Hayatınız festival gibi geçsin!

 

 

 

The Rum Diary/Tutku Günlükleri

the_rum_diary_2

Toplum tarafından dışlanmış karakterleri konu eden romanlarıyla ünlenen, zamanında gazetecilik de yapmış olan ünlü yazar Hunter S. Thompson‘ın aynı adlı romanından uyarlanmış bir filmle karşı karşıyayız bu hafta. Yazarın 1950’lerde, henüz 20’li yaşlarındayken yazdığı bu yarı otobiyografik roman, ancak 98’de yayınlanıyor, filmleştirilme düşüncesi ise sayısız yıl, yönetmen, oyuncu eskitiyor. Aslında filmin başrol oyuncusu Johnny Depp‘in başının altından çıkıyor hep bunlar. Kendisi yine yazarın kitabından uyarlama olan “Vegas’ta Korku ve Nefret (Fear and Loathing in Las Vegas)” filminin çekimleri esnasında buluyor The Rum Diary kitabını ve üsteliyor bunun da film haline gelmesini… Yazarın hayranı kendisi çünkü… Onunla özdeşleşmeyi seviyor. Allah sonunu benzetmesin diyelim çünkü Thompson 2005’te kendisini silahla vurarak öldürüyor.

Filmin yönetmenliğini üstlenen ve senaryosunu uyarlayan Bruce Robinson ise 1986’da yazıp yönettiği “Withnail and I” adlı bir kaybedenler öyküsü/filmi ile ünlenmiş, 1992 yılında ise Jennifer Eight adlı filmi yönetmiş, o yıldan bu yana tekrar yönetmenliğe soyunmamış, aslen başarılı bir kalem.

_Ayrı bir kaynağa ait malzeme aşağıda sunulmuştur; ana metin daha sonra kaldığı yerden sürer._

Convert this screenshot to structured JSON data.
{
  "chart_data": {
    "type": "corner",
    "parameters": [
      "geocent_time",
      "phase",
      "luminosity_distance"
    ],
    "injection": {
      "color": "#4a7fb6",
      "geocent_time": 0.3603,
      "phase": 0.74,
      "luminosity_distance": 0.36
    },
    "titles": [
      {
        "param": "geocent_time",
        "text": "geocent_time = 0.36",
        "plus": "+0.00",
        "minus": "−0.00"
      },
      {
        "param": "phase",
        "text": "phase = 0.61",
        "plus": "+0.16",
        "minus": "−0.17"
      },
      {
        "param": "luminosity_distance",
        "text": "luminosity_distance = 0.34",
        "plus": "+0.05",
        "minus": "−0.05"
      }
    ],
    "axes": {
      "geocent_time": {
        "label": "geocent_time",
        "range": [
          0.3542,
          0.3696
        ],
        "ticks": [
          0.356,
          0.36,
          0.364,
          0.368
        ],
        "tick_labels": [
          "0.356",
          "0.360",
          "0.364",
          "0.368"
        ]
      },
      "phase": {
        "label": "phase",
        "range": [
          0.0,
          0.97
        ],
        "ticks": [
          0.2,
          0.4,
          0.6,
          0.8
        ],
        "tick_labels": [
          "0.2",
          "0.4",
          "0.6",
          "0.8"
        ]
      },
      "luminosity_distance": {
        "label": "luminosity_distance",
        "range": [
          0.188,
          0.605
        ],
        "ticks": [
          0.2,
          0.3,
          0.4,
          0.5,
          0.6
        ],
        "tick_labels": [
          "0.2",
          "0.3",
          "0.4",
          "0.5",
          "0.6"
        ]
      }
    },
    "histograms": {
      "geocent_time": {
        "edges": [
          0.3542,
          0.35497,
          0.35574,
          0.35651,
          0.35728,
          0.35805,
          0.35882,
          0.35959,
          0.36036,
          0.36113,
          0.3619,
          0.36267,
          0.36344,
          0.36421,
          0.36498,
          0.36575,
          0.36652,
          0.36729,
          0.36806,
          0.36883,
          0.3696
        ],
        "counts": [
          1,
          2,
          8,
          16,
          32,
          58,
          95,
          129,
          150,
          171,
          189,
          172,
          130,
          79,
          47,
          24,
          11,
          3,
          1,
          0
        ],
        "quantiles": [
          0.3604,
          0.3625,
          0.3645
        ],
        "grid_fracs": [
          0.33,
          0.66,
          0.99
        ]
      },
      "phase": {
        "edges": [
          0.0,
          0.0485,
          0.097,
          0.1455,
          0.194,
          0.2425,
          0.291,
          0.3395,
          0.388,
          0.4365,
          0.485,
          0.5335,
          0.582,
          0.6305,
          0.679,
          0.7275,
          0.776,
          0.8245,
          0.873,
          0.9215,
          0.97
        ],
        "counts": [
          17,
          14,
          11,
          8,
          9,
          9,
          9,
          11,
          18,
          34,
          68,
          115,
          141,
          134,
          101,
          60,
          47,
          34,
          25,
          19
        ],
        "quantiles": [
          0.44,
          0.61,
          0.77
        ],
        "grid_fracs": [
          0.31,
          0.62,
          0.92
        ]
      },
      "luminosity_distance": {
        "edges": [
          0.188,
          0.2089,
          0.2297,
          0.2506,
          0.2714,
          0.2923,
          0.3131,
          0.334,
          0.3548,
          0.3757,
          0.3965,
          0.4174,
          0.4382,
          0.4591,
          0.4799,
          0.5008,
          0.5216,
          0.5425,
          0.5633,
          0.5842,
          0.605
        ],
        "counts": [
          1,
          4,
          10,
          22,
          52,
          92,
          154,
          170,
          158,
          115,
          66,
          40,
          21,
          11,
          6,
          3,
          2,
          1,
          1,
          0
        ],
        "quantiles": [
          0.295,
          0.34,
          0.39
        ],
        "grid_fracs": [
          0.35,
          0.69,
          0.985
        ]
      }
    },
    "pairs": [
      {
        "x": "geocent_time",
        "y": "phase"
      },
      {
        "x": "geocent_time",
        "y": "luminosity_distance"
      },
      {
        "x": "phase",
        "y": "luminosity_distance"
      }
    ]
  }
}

Kitabın “kaybeden” ruhuna uygun bir yönetmen diyebileceğimiz Robinson, Tutku Günlükleri (The Rum Diary) filminin kendi hayatına olan etkisi için şöyle söylüyor: Filmi çekmeye başlamadan önce altı yıl boyunca ağzıma içki koymamıştım, film bitene kadar yine içmeye başladım ve bittiğinde yine bıraktım.” Evet içki, zira Tutku Günlükleri, içki, uyuşturucu, romantizm, cesaret, bohem bir hayat tarzı… gibi konuların bir araya gelmesinden oluşuyor.

Filmin konusunu kısaca özetlememiz gerekirse, 1960’larda, aslen New York’ta yaşayan ama orada aradığını bulamayan alkol bağımlısı gazeteci Paul Kemp (Johnny Depp), şansını Porto Riko’da denemeye karar verir. Burada güç bela basılmakta olan bir yerel gazeteye başvurur ve başvuran tek kişi olduğundan işe alınır. Zamanının çoğunu içki içerek ve yeni tanıştığı ama tam da kendisine göre olan iş arkadaşı Bob Sala (Michael Rispoli) ile takılarak geçirir. Gazetede ondan beklenen, adadaki bowling turnuvalarını ve astroloji köşesini yazmasıdır ama Kemp bundan fazlasıdır elbette. Güç bela ayakta durmakta olan gazeteyi hayata döndürmek için tam da içinde olduğu, birebir deneyimlediği yozlaşmışlığı yazmak, gerçekleri açığa çıkarmak ister. Bu sırada şaibeli müteahhitlik projelerini halka sevimli sunmak için Kemp’in iyi kaleminden faydalanmak isteyen zengin ve yakışıklı işadamıyla arkadaşlık kurup, çevirdikleri dolapları öğrenip gazetesinde yazmak isterken işadamının nişanlısı Chenault’a (Amber Heard) tutkuyla karışık aşık olur, zaten amaçsızmışçasına yaşayan Kemp, şimdi tek amacı ona ulaşmakmış gibi bir havaya bürünmüştür . Bir yandan ise bir yazar olarak kendi sesini bulmanın peşindedir, onu bulduğunda, sanki hayatında bir türlü rayına oturamamış her şey yerini bulacaktır…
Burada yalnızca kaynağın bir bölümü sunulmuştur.